Their throat is an open grave;
They flatter with their tongue.
In their
speech, they seek to entrap the godly. But David prays,
10
Hold them guilty, O God;
By their own devices let them fall!
In the multitude of their transgressions
thrust them out,
The basis on
which David makes these petitions is God’s holiness:
For they are rebellious against You.
They live in
contradiction to the perfection of God, and though they know His ways, they do
those things which are wicked in His sight.
11
But let all who take refuge in You be glad,
Let them ever sing for joy;
And may You shelter them,
The purpose
that David asks that those who take refuge in God be made glad and joyful
through His shelter is:
That those who love Your name may exult in
You.
12
For it is You who blesses the righteous man, O Lord,
You surround him with favor as with a shield.
Because God
is who He is, He loves the righteous and surrounds them with His favor and
blessing. All of those who love Him as He is and trust in Him will be saved,
for He sent His Son to die for their sins. But the wicked will receive
condemnation. He will hold them guilty, let them fall, and thrust them out in
the multitude of their transgressions and by their own devices, since they are
rebellious against Him.
Conclusion
When the
people of the LORD cry out to Him, He hears them and knows their groaning. God
heeds the sound of their cries for help, for He is their King and their God.

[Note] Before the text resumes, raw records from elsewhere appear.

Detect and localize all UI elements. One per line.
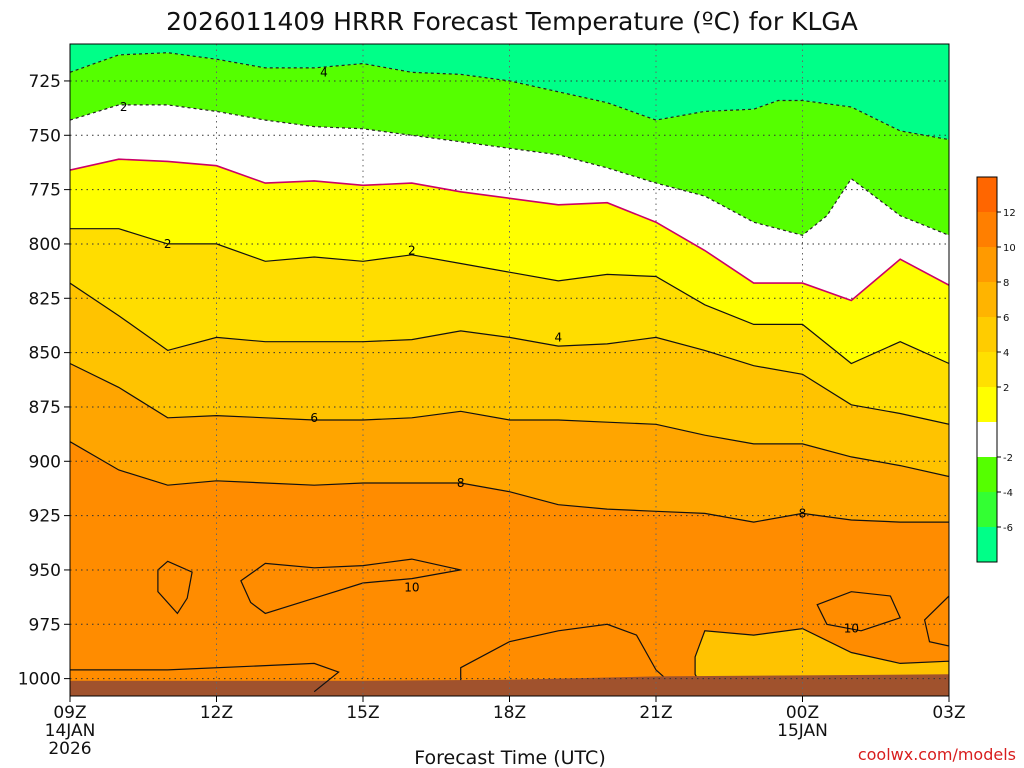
y-tick-label: 850 (29, 344, 61, 364)
y-tick-label: 825 (29, 289, 61, 309)
colorbar-swatch (977, 212, 997, 247)
y-tick-label: 775 (29, 181, 61, 201)
x-tick-label: 15Z (346, 703, 379, 723)
colorbar-label: -2 (1003, 453, 1013, 464)
chart-title: 2026011409 HRRR Forecast Temperature (ºC… (166, 7, 858, 36)
x-tick-label: 18Z (493, 703, 526, 723)
colorbar-label: 8 (1003, 278, 1009, 289)
y-tick-label: 800 (29, 235, 61, 255)
warm-pocket-contour (240, 558, 461, 615)
colorbar-label: 10 (1003, 243, 1016, 254)
contour-line (70, 52, 949, 141)
colorbar-swatch (977, 352, 997, 387)
grid-lines (70, 44, 949, 696)
y-tick-label: 975 (29, 615, 61, 635)
contour-label: 8 (799, 506, 807, 520)
x-tick-label: 12Z (200, 703, 233, 723)
colorbar-swatch (977, 282, 997, 317)
y-tick-label: 950 (29, 561, 61, 581)
colorbar-swatch (977, 527, 997, 562)
contour-label: 10 (404, 580, 419, 594)
y-tick-label: 725 (29, 72, 61, 92)
colorbar-swatch (977, 492, 997, 527)
y-tick-label: 1000 (18, 670, 61, 690)
contour-label: 2 (120, 100, 128, 114)
contour-line (70, 158, 949, 302)
x-tick-label: 03Z (932, 703, 965, 723)
plot-area: 4 2 2 2 4 6 8 8 10 10 (70, 44, 949, 696)
contour-line (70, 104, 949, 236)
contour-label: 4 (555, 330, 563, 344)
warm-pocket-contour (923, 595, 949, 647)
contour-line (70, 662, 340, 693)
colorbar-swatch (977, 422, 997, 457)
contour-label: 2 (408, 243, 416, 257)
colorbar-swatch (977, 387, 997, 422)
contour-label: 4 (320, 65, 328, 79)
contour-line (70, 282, 949, 425)
ground-surface (70, 674, 949, 696)
y-tick-label: 875 (29, 398, 61, 418)
colorbar-label: 4 (1003, 348, 1009, 359)
y-tick-label: 750 (29, 126, 61, 146)
colorbar-swatch (977, 317, 997, 352)
warm-pocket-contour (816, 591, 902, 632)
contour-lines (70, 52, 949, 693)
contour-label: 2 (164, 237, 172, 251)
colorbar: -6 -4 -2 2 4 6 8 10 12 (976, 176, 1016, 563)
x-tick-label: 00Z (786, 703, 819, 723)
contour-label: 6 (310, 411, 318, 425)
contour-line (70, 228, 949, 365)
temp-band (70, 363, 949, 523)
x-tick-year: 2026 (48, 739, 91, 759)
contour-label: 8 (457, 476, 465, 490)
x-axis-title: Forecast Time (UTC) (414, 747, 605, 768)
y-tick-label: 900 (29, 452, 61, 472)
contour-line (70, 362, 949, 478)
temp-band (70, 104, 949, 301)
contour-line (70, 441, 949, 523)
x-tick-label: 09Z (53, 703, 86, 723)
source-credit: coolwx.com/models (858, 745, 1016, 764)
y-axis: 725 750 775 800 825 850 875 900 925 950 975 1000 (18, 72, 70, 690)
contour-label: 10 (844, 622, 859, 636)
x-tick-date: 14JAN (45, 721, 96, 741)
warm-pocket-contour (157, 560, 193, 615)
colorbar-label: 6 (1003, 313, 1009, 324)
colorbar-swatch (977, 177, 997, 212)
colorbar-label: 2 (1003, 383, 1009, 394)
ground-fill (70, 674, 949, 696)
colorbar-swatch (977, 247, 997, 282)
contour-labels: 4 2 2 2 4 6 8 8 10 10 (120, 65, 859, 636)
colorbar-label: -4 (1003, 488, 1013, 499)
y-tick-label: 925 (29, 507, 61, 527)
colorbar-frame (976, 176, 998, 563)
x-tick-date: 15JAN (777, 721, 828, 741)
x-tick-label: 21Z (639, 703, 672, 723)
temp-band (70, 159, 949, 364)
temp-band (70, 228, 949, 425)
colorbar-label: -6 (1003, 523, 1013, 534)
colorbar-swatch (977, 457, 997, 492)
colorbar-label: 12 (1003, 208, 1016, 219)
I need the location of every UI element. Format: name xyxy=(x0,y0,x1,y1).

What a great King He is, for He hears the prayers of His saints. May the church
commit herself to lift up their prayers to Him in the morning and eagerly
watch. O that the church would be devoted to knowing who God is, and what He
desires. O that the church would know God’s holiness and His abhorrence of
evil. Would that the church would despise sin and yearn for the day when it is
eradicated. And O that the church would have its eyes set upon the blessed hope
that God will protect and bring them into His eternal Kingdom.